L'action du ministre des Affaires étrangères, Alain Juppé, s'inscrit dans le cadre antérieurement fixé : celui d'une politique d'aide humanitaire, soutenue par la présence de près de 6 000 Casques bleus français en Bosnie, et de la recherche d'un règlement négocié sous l'égide des Nations unies. Cette recherche subit un échec en mai, quand les Serbes de Bosnie rejettent le plan de paix élaboré par les deux médiateurs internationaux Cyrus Vance et David Owen. La France, comme ses principaux partenaires, renonce à ce plan et s'oriente vers une nouvelle proposition de règlement prévoyant – contre les principes précédemment affichés – le partage de la Bosnie en trois entités ethniques. Cette proposition sera rejetée en septembre par la partie musulmane. Très proche de Londres sur cette affaire, Paris repousse tout au long de l'année 1993 les velléités intermittentes de l'Administration américaine d'imposer une tout autre approche, comportant notamment une levée de l'embargo sur les armes à destination de la Bosnie.
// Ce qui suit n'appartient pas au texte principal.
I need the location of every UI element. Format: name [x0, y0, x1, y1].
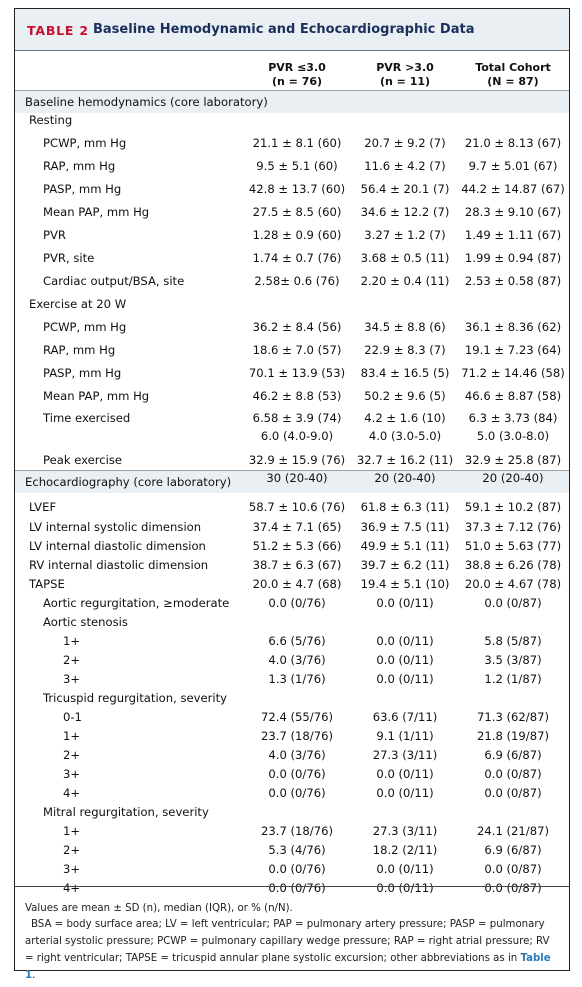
row-value-col3: 51.0 ± 5.63 (77) — [464, 539, 562, 553]
row-value-col2: 19.4 ± 5.1 (10) — [360, 577, 450, 591]
row-value-col1: 2.58± 0.6 (76) — [254, 274, 340, 288]
row-value-col1: 18.6 ± 7.0 (57) — [252, 343, 342, 357]
column-header-name: Total Cohort — [475, 61, 551, 74]
row-label: Aortic stenosis — [43, 615, 128, 629]
row-label: Mean PAP, mm Hg — [43, 389, 150, 403]
row-value-col1: 6.6 (5/76) — [268, 634, 326, 648]
row-value-col2: 0.0 (0/11) — [376, 862, 434, 876]
row-value-col3: 6.9 (6/87) — [484, 843, 542, 857]
row-value-col3: 1.99 ± 0.94 (87) — [464, 251, 562, 265]
table-label: TABLE 2 — [27, 23, 89, 38]
row-value-col2: 0.0 (0/11) — [376, 596, 434, 610]
row-label: Cardiac output/BSA, site — [43, 274, 185, 288]
row-value-col3: 37.3 ± 7.12 (76) — [464, 520, 562, 534]
row-value-col2: 36.9 ± 7.5 (11) — [360, 520, 450, 534]
row-value-col1: 9.5 ± 5.1 (60) — [256, 159, 338, 173]
row-label: 2+ — [63, 843, 81, 857]
row-value-col1: 42.8 ± 13.7 (60) — [248, 182, 346, 196]
row-value-col3: 28.3 ± 9.10 (67) — [464, 205, 562, 219]
row-value-col2: 3.68 ± 0.5 (11) — [360, 251, 450, 265]
section-title: Echocardiography (core laboratory) — [25, 475, 232, 489]
row-value-col2: 39.7 ± 6.2 (11) — [360, 558, 450, 572]
row-label: LV internal diastolic dimension — [29, 539, 206, 553]
row-value-col1: 36.2 ± 8.4 (56) — [252, 320, 342, 334]
column-header-n: (n = 11) — [379, 75, 431, 88]
row-value-col2: 61.8 ± 6.3 (11) — [360, 500, 450, 514]
row-value-col2: 20.7 ± 9.2 (7) — [364, 136, 446, 150]
row-label: LVEF — [29, 500, 57, 514]
row-value-col3: 71.2 ± 14.46 (58) — [461, 366, 565, 380]
row-value-col3: 0.0 (0/87) — [484, 786, 542, 800]
row-label: 1+ — [63, 729, 81, 743]
footnote-divider — [15, 886, 569, 887]
row-label: PVR — [43, 228, 66, 242]
row-value-col3: 5.8 (5/87) — [484, 634, 542, 648]
row-value-col3: 0.0 (0/87) — [484, 881, 542, 895]
row-value-col1: 0.0 (0/76) — [268, 596, 326, 610]
row-value-col2: 4.0 (3.0-5.0) — [368, 429, 442, 443]
row-value-col2: 4.2 ± 1.6 (10) — [364, 411, 446, 425]
row-label: Time exercised — [43, 411, 131, 425]
row-value-col1: 51.2 ± 5.3 (66) — [252, 539, 342, 553]
row-value-col2: 49.9 ± 5.1 (11) — [360, 539, 450, 553]
row-value-col2: 83.4 ± 16.5 (5) — [360, 366, 450, 380]
row-label: 1+ — [63, 634, 81, 648]
row-value-col3: 1.2 (1/87) — [484, 672, 542, 686]
row-value-col3: 0.0 (0/87) — [484, 862, 542, 876]
row-value-col2: 11.6 ± 4.2 (7) — [364, 159, 446, 173]
row-value-col3: 2.53 ± 0.58 (87) — [464, 274, 562, 288]
row-value-col1: 0.0 (0/76) — [268, 767, 326, 781]
row-value-col2: 56.4 ± 20.1 (7) — [360, 182, 450, 196]
row-value-col2: 2.20 ± 0.4 (11) — [360, 274, 450, 288]
row-label: Peak exercise — [43, 453, 123, 467]
row-label: PCWP, mm Hg — [43, 320, 127, 334]
row-value-col1: 0.0 (0/76) — [268, 786, 326, 800]
row-value-col2: 20 (20-40) — [374, 471, 436, 485]
row-value-col1: 4.0 (3/76) — [268, 653, 326, 667]
row-value-col2: 3.27 ± 1.2 (7) — [364, 228, 446, 242]
row-value-col1: 30 (20-40) — [266, 471, 328, 485]
row-label: 3+ — [63, 862, 81, 876]
row-value-col1: 20.0 ± 4.7 (68) — [252, 577, 342, 591]
row-value-col1: 0.0 (0/76) — [268, 862, 326, 876]
row-value-col3: 36.1 ± 8.36 (62) — [464, 320, 562, 334]
row-value-col1: 0.0 (0/76) — [268, 881, 326, 895]
row-value-col2: 0.0 (0/11) — [376, 634, 434, 648]
row-value-col1: 38.7 ± 6.3 (67) — [252, 558, 342, 572]
row-label: 3+ — [63, 672, 81, 686]
values-footnote: Values are mean ± SD (n), median (IQR), or % (n/N). — [25, 903, 293, 914]
row-value-col3: 21.0 ± 8.13 (67) — [464, 136, 562, 150]
row-value-col1: 27.5 ± 8.5 (60) — [252, 205, 342, 219]
row-value-col2: 9.1 (1/11) — [376, 729, 434, 743]
row-value-col2: 0.0 (0/11) — [376, 672, 434, 686]
row-label: PASP, mm Hg — [43, 182, 122, 196]
section-title: Baseline hemodynamics (core laboratory) — [25, 95, 268, 109]
row-label: Tricuspid regurgitation, severity — [43, 691, 228, 705]
row-value-col3: 5.0 (3.0-8.0) — [476, 429, 550, 443]
row-label: PASP, mm Hg — [43, 366, 122, 380]
row-value-col2: 50.2 ± 9.6 (5) — [364, 389, 446, 403]
row-value-col3: 19.1 ± 7.23 (64) — [464, 343, 562, 357]
row-label: Resting — [29, 113, 73, 127]
table-frame — [14, 8, 570, 981]
row-value-col1: 1.28 ± 0.9 (60) — [252, 228, 342, 242]
row-label: RAP, mm Hg — [43, 159, 116, 173]
row-value-col3: 46.6 ± 8.87 (58) — [464, 389, 562, 403]
row-value-col2: 0.0 (0/11) — [376, 786, 434, 800]
row-value-col3: 6.9 (6/87) — [484, 748, 542, 762]
row-value-col1: 23.7 (18/76) — [261, 729, 333, 743]
row-value-col1: 5.3 (4/76) — [268, 843, 326, 857]
row-value-col1: 1.3 (1/76) — [268, 672, 326, 686]
row-value-col3: 59.1 ± 10.2 (87) — [464, 500, 562, 514]
row-label: 1+ — [63, 824, 81, 838]
row-label: 0-1 — [63, 710, 82, 724]
row-value-col1: 32.9 ± 15.9 (76) — [248, 453, 346, 467]
row-value-col3: 32.9 ± 25.8 (87) — [464, 453, 562, 467]
row-value-col1: 6.0 (4.0-9.0) — [260, 429, 334, 443]
row-value-col2: 27.3 (3/11) — [372, 824, 438, 838]
row-value-col3: 44.2 ± 14.87 (67) — [461, 182, 565, 196]
row-value-col3: 0.0 (0/87) — [484, 767, 542, 781]
row-label: RAP, mm Hg — [43, 343, 116, 357]
row-value-col2: 0.0 (0/11) — [376, 881, 434, 895]
row-value-col1: 58.7 ± 10.6 (76) — [248, 500, 346, 514]
row-label: LV internal systolic dimension — [29, 520, 202, 534]
column-header-n: (N = 87) — [487, 75, 539, 88]
row-label: Exercise at 20 W — [29, 297, 127, 311]
row-value-col3: 38.8 ± 6.26 (78) — [464, 558, 562, 572]
row-value-col2: 34.6 ± 12.2 (7) — [360, 205, 450, 219]
row-value-col1: 37.4 ± 7.1 (65) — [252, 520, 342, 534]
column-header-name: PVR ≤3.0 — [268, 61, 326, 74]
row-value-col2: 22.9 ± 8.3 (7) — [364, 343, 446, 357]
row-label: Aortic regurgitation, ≥moderate — [43, 596, 230, 610]
row-value-col2: 63.6 (7/11) — [372, 710, 438, 724]
row-value-col2: 0.0 (0/11) — [376, 653, 434, 667]
row-value-col1: 23.7 (18/76) — [261, 824, 333, 838]
row-label: 3+ — [63, 767, 81, 781]
row-label: PVR, site — [43, 251, 95, 265]
row-value-col1: 1.74 ± 0.7 (76) — [252, 251, 342, 265]
row-value-col1: 72.4 (55/76) — [261, 710, 333, 724]
row-value-col1: 46.2 ± 8.8 (53) — [252, 389, 342, 403]
row-value-col1: 70.1 ± 13.9 (53) — [248, 366, 346, 380]
row-value-col3: 3.5 (3/87) — [484, 653, 542, 667]
row-label: RV internal diastolic dimension — [29, 558, 209, 572]
row-label: 4+ — [63, 881, 81, 895]
row-value-col2: 34.5 ± 8.8 (6) — [364, 320, 446, 334]
row-label: 2+ — [63, 748, 81, 762]
row-value-col3: 21.8 (19/87) — [477, 729, 549, 743]
column-header-total — [455, 61, 571, 89]
row-value-col3: 20.0 ± 4.67 (78) — [464, 577, 562, 591]
row-value-col1: 21.1 ± 8.1 (60) — [252, 136, 342, 150]
row-value-col2: 18.2 (2/11) — [372, 843, 438, 857]
row-value-col3: 20 (20-40) — [482, 471, 544, 485]
row-value-col2: 27.3 (3/11) — [372, 748, 438, 762]
row-value-col3: 0.0 (0/87) — [484, 596, 542, 610]
abbreviations-text: BSA = body surface area; LV = left ventricular; PAP = pulmonary artery pressure; PASP = pulmonary arterial systolic pressure; PCWP = pulmonary capillary wedge pressure; RAP = right atrial pressure; RV = right ventricular; TAPSE = tricuspid annular plane systolic excursion; other abbreviations as in — [25, 919, 550, 964]
row-label: PCWP, mm Hg — [43, 136, 127, 150]
row-value-col3: 6.3 ± 3.73 (84) — [468, 411, 558, 425]
table-title: Baseline Hemodynamic and Echocardiographic Data — [93, 22, 475, 37]
column-header-pvr-high — [355, 61, 455, 89]
row-value-col1: 4.0 (3/76) — [268, 748, 326, 762]
section-header-hemodynamics — [15, 90, 569, 113]
table-1-link[interactable]: Table 1 — [25, 953, 551, 981]
table-title-bar — [15, 9, 569, 51]
row-label: TAPSE — [29, 577, 65, 591]
row-label: 4+ — [63, 786, 81, 800]
row-value-col3: 1.49 ± 1.11 (67) — [464, 228, 562, 242]
row-value-col2: 0.0 (0/11) — [376, 767, 434, 781]
column-header-n: (n = 76) — [271, 75, 323, 88]
row-label: Mitral regurgitation, severity — [43, 805, 209, 819]
footnote-end: . — [32, 970, 36, 981]
row-value-col3: 71.3 (62/87) — [477, 710, 549, 724]
row-value-col2: 32.7 ± 16.2 (11) — [356, 453, 454, 467]
row-label: Mean PAP, mm Hg — [43, 205, 150, 219]
abbreviations-footnote — [25, 916, 560, 984]
row-value-col1: 6.58 ± 3.9 (74) — [252, 411, 342, 425]
column-header-pvr-low — [237, 61, 357, 89]
row-value-col3: 9.7 ± 5.01 (67) — [468, 159, 558, 173]
column-header-name: PVR >3.0 — [376, 61, 434, 74]
row-value-col3: 24.1 (21/87) — [477, 824, 549, 838]
row-label: 2+ — [63, 653, 81, 667]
Enfin, le sujet, controversé en France, du gel des essais nucléaires fait l'objet, en octobre, d'une mise au point commune de l'Élysée et de Matignon. Contrairement au souhait d'une partie du RPR, il est décidé de prolonger ce gel, si possible jusqu'à ce que soit conclu un traité international d'interdiction des essais.
Claire Tréan
Journaliste au Monde
Le piège du GAT
En novembre 1992, les négociateurs américains et européens concluaient à Washington un compromis sur le volet agricole du GATT, dit préaccord de Blair House, prévoyant une réduction de 21 % des exportations agricoles subventionnées. Les autorités françaises le récusaient aussitôt, en faisant valoir qu'il allait au-delà des concessions consenties dans le cadre de la réforme de la politique agricole commune (PAC) décidée en mai 1992. L'opposition d'alors, et surtout le RPR, surenchérissait sur le thème de la défense de l'agriculture nationale, liant par avance le futur gouvernement issu des élections à venir.
Aussitôt arrivé aux affaires, Édouard Balladur met en œuvre sa méthode, qui consiste, d'une part, à expliquer posément la position de la France dans un mémorandum rendu public en juin et, d'autre part, à tenter de trouver une solidarité auprès de ses partenaires de la Communauté, en faisant valoir que Paris défend l'« identité européenne ». En outre, la France prend la tête d'un autre combat, celui de l'« exception culturelle » : il s'agit de faire échapper les productions culturelles, en particulier audiovisuelles, aux strictes lois du libre-échange qui jouent en faveur de la formidable industrie du spectacle américaine. Ce conflit est toutefois moins virulent que dans l'agriculture, les Européens recevant l'assurance qu'ils pourront maintenir les quotas imposés aux chaînes de télévision pour la diffusion de programmes d'origine extérieure.
Après un bras de fer haletant, un compromis est trouvé, in extremis, dans le domaine épineux de l'agriculture, et seul le dossier audiovisuel reste en suspens. Le gouvernement français sort renforcé des négociations : non seulement la cohabitation a parfaitement fonctionné avec François Mitterrand, mais Édouard Balladur a su maîtriser une situation au départ explosive, et jouer avec professionnalisme, sang-froid et détermination pour infléchir le cours des tractations. Enfin, la France ne s'est pas entêtée dans sa position (en particulier en matière agricole), et a ainsi contribué à renforcer la Communauté européenne, un moment vacillante.